Wallace n’est pas un inconnu pour Darwin. Depuis plusieurs mois, les deux hommes correspondent au sujet de l’évolution et de la sélection naturelle. C’est un malin. Il est arrivé à la même conclusion que le vieux naturaliste quant à l’engendrement des espèces. Seulement Wallace n’utilise pas l’expression "sélection naturelle" et en attribue l’existence aux pressions environnementales, tandis que Darwin en fait porter la responsabilité à une compétition entre les individus d’une même espèce. La différence est infime.

Wallace a mis toutes ses idées dans l’ouvrage qu’il envoie à son maître pour adoubement.

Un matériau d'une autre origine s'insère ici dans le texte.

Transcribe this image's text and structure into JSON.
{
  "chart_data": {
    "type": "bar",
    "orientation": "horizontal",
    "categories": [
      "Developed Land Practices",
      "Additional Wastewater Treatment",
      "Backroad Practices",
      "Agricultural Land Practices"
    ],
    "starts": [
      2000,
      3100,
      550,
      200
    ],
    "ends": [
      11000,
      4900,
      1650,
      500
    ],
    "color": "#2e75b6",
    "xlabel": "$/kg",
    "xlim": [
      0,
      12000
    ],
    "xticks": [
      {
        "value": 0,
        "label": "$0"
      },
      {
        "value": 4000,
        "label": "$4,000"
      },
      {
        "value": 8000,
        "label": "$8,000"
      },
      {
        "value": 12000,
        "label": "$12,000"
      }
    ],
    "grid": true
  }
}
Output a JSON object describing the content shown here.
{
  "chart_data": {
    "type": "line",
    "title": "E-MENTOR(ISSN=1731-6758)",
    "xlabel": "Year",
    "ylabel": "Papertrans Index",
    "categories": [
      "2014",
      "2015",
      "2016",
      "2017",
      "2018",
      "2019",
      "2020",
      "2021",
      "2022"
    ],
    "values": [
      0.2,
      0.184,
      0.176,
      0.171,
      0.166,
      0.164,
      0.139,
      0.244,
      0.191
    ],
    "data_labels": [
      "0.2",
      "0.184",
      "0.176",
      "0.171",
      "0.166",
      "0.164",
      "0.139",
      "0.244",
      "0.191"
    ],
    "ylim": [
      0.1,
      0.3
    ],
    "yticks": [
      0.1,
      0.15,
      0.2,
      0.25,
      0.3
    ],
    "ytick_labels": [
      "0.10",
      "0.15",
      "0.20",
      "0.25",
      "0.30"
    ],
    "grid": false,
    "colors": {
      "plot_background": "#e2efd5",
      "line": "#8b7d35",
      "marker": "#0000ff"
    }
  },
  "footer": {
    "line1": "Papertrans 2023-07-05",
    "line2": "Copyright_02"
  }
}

Mais, en même temps, il lui coupe l’herbe sous les pieds. Pour achever l’énorme ouvrage qu’il a entamé, Charles Darwin a besoin encore de plusieurs années. Que doit-il faire du manuscrit de Wallace ? Le jeter dans un puits ? L’envoyer à Cahuzac pour méditer sur la sélection des tricheurs ? Non, Darwin ne pratique pas le darwinisme à la maison. Même si le jeune naturaliste ne lui demande pas expressément de le publier, il s’en sent le devoir moral. Alain Minc lui passe un coup de fil pour le mettre en garde contre le plagiat...

Idée révolutionnaire

Comme Darwin est occupé à soigner son plus jeune fils atteint de scarlatine, il charge son ami le géologue britannique Charles Lyell de faire le nécessaire pour publier les travaux de Wallace. "Je n’aurais pas pu faire meilleur résumé !" lui écrit-il. Finalement, Lyell prend la décision de présenter les travaux de Wallace à la Linnean Society of London sous le titre Sur la tendance des espèces à former des variétés et sur la perpétuation des variétés et des espèces par les moyens naturels de la sélection. Lyell fait également publier le manuscrit, mais accompagné d’écrits inédits et anciens de Darwin pour marquer son antériorité. Rusé.

Pour autant, les partisans de Darwin lui font comprendre qu’il faut passer au braquet supérieur, accélérer son travail de rédaction. Darwin abandonne donc sa grande oeuvre pour en rédiger une sorte de Reader’s Digest. La rédaction de ce "résumé" lui prend quand même treize mois d’un travail acharné, d’autant que la santé du grand naturaliste est chancelante. Le 22 novembre 1859, l’ouvrage fondateur est enfin publié : Sur l’origine des espèces au moyen de la sélection naturelle, ou la préservation des races les meilleures dans la lutte pour la vie. Pour le grand public, la théorie de la sélection naturelle reste associée à Darwin. Mais Alfred Wallace ne s’en formalise pas. Il sait qu’il ne possède pas la carrure suffisante pour porter sur ses seules épaules cette idée révolutionnaire bousculant les fondements de la religion. Darwin et lui resteront amis à jamais.